El
día del entierro de mi madre, 24 de marzo, en pleno estado de alarma,
fuimos mi padre, mi hermano y yo, por separado, cada uno en su coche con
guantes y mascarillas. Nos dispusimos en fila frente al cementerio
esperando a que llegara el coche de la funeraria y atentos a (1)
la posible llegada de la policía, al advertirnos de que si eramos más
de dos, nos multarían, sí, en el entierro de mi madre. El cura, a quien
Dios tanto protege, ni apareció (por mí encantada, que les den a sus
responsos).En cuestión de 5 minutos:"por favor, se tienen que ir". (2)

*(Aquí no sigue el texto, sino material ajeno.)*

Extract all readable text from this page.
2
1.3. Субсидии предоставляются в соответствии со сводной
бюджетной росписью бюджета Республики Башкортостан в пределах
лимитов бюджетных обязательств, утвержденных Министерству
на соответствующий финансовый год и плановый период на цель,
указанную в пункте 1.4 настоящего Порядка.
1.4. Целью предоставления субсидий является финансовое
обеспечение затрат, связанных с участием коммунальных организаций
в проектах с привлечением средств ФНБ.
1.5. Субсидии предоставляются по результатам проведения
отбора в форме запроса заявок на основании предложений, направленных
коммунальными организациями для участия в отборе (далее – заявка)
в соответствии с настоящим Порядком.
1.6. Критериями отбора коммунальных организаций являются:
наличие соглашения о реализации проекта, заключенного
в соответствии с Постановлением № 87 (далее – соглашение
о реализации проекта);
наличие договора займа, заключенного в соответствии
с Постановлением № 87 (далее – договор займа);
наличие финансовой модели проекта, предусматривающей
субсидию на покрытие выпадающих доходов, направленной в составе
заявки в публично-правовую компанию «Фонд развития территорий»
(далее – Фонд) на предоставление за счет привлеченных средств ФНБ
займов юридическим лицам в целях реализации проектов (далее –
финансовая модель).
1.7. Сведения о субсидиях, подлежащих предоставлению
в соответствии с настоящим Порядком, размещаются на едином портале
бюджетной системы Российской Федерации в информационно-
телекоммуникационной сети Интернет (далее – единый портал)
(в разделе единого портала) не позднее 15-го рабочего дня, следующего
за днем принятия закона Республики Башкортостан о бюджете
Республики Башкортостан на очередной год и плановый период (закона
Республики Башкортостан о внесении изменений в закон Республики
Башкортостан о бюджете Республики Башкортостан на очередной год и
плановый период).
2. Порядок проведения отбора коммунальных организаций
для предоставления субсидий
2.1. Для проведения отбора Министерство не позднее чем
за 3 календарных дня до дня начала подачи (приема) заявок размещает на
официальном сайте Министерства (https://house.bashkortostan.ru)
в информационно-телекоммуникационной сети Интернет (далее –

Nos vamos, sabiendo que el cuerpo de mi madre está metido en una caja
bajo la tierra, cuando el día anterior estaba en su sofá con su sonrisa y
sus ganas de vivir. No sabemos qué hacer, estamos los 3 en medio de un
descampado y cada uno debe irse a su casa, no podemos besarnos (3)
No podemos abrazarnos, ni juntarnos en la misma casa. Mi padre se queda
solo. Comienza la aventura para que nos hagan las pruebas. No nos la
hacen a ninguno. Se nos ha muerto la mujer que nos ha dado vida, pero no
nos da derecho a saber si también estamos contagiados. (4)
Soy
yo la que se encarga de llamar al hospital para que me confirmen de una
vez si ha sido covid o no. Si no llego a llamar no me informan. Aun
así, llaman al móvil de mi madre para saber cómo está. Lo coge mi
hermano y les dice hasta en dos ocasiones que está muerta. (5)
¿Apoyos? Los justos de las personas más cercanas. Una supuesta psicóloga
nos ha estado llamando para decirnos lo que ya sabemos y cumplir con lo
que le ha tocado hacer. (6)
El tiempo se paró y se llevó a
mucha gente, entre ellas a mi madre. Ahora el mundo vuelve a rodar, pero
muchos tenemos el corazón y la mente aún paralizados, mientras vemos
como la sociedad se toma esta segunda ola como una mera incomodidad en
la cotidianiedad de sus días. (7)
Busco los colores que antes encontraba en el mundo, pero de momento solo veo grises y agujeros negros.